High performers often know they excel but lack external signals; reverse imposter syndrome explains this perception gap and offers concrete steps to make your work visible and recognized.
Reverse imposter syndrome is a perception problem where you know you deliver excellent work but others don't see it. Wes Kao discovered the term after realizing his own achievements were hidden behind closed doors, limited visibility, and a lack of external signals. The core insight is that confidence alone isn't enough; you need a brand that matches your internal track record.
Tech leaders who stay in the trenches often see their most strategic contributions locked away from managers, peers, and customers. When promotions, project assignments, or senior leadership attention depend on visible impact, this invisible excellence becomes a career blocker.

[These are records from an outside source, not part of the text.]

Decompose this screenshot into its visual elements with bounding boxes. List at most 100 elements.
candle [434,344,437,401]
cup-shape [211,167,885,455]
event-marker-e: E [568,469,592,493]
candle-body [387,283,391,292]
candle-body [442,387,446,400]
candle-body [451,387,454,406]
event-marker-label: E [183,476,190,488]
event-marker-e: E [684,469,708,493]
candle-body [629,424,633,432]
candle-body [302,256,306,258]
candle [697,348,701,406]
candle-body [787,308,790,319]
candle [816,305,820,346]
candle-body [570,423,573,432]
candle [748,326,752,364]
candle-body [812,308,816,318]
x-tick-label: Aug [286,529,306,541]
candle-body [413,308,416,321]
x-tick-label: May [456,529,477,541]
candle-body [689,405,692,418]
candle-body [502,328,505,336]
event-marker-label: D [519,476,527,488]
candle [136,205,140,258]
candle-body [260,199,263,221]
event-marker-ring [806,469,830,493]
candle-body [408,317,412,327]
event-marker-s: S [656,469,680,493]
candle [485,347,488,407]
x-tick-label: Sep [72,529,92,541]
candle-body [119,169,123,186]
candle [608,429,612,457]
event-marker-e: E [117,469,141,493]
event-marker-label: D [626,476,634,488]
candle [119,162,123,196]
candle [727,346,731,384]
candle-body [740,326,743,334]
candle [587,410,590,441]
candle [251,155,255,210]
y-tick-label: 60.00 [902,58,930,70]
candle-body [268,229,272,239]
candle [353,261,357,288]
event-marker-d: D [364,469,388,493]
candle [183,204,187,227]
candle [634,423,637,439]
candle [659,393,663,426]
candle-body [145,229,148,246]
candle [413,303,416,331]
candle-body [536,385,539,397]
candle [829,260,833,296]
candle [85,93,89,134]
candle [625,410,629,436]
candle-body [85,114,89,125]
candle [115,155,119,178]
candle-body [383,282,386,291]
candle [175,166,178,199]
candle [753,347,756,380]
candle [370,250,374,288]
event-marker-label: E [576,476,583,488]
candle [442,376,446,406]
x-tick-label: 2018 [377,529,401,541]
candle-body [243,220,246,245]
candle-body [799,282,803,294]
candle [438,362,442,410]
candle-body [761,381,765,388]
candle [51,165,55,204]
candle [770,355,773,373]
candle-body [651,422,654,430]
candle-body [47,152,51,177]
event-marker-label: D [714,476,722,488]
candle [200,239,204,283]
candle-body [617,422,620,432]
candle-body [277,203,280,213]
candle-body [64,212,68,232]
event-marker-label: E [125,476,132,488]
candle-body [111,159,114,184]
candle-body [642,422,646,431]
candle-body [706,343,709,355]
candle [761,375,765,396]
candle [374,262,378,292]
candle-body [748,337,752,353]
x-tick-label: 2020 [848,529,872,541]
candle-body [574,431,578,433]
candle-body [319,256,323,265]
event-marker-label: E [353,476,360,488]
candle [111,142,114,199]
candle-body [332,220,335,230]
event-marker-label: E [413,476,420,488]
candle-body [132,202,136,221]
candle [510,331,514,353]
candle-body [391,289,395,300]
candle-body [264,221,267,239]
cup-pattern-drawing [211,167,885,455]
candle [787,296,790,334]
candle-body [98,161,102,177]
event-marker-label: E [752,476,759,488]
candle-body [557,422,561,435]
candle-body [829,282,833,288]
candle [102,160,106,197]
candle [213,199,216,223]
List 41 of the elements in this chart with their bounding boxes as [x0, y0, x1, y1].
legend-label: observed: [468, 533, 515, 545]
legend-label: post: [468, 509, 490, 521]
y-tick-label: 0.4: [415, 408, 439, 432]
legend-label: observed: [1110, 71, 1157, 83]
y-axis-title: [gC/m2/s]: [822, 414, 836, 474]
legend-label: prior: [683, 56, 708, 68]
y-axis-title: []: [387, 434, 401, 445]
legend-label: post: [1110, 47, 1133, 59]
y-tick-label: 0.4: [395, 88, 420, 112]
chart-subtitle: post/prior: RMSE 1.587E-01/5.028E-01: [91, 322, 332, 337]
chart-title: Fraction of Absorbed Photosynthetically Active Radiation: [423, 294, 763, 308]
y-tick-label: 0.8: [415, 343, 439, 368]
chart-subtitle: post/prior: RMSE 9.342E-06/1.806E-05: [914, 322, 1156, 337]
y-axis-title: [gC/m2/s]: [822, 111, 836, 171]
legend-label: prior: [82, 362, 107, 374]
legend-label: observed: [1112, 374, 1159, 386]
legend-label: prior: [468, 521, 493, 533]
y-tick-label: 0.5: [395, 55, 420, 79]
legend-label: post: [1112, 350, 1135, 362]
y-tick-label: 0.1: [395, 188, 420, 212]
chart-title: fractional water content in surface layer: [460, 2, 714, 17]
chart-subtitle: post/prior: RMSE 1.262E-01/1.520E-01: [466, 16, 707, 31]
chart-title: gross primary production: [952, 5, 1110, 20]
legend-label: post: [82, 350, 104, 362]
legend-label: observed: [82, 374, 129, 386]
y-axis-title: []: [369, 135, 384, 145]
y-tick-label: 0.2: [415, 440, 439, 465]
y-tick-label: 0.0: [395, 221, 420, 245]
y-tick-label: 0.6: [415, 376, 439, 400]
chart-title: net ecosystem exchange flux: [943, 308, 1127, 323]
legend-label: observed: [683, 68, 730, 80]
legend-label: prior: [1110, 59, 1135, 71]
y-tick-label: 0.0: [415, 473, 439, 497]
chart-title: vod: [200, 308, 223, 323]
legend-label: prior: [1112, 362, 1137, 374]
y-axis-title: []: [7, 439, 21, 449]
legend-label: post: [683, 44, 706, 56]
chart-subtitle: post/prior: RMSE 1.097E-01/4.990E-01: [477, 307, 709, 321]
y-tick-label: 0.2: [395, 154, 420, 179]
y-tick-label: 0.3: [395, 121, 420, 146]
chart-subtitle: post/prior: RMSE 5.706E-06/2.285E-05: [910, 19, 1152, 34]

The article shows how the mismatch between internal competence and external perception leads to frustration, resentment, and missed opportunities.
The practical fix is to treat visibility like a systematic PR campaign. Speak about strategy more often, share outcomes with a broader audience, and frame work in terms that resonate with executives. Wes recommends regular updates, concise narratives about results, and learning to position yourself as a strategic operator rather than just a great doer. He backs this with examples of clients who shifted from being unseen to earning promotions and high-profile projects.
Beyond tactics, the piece challenges the stigma around personal branding for engineers. It argues that authentic self-promotion is a responsibility for operators who want their outsides to match their insides. By adopting these habits, leaders can close the perception gap and ensure their work gets the recognition it deserves.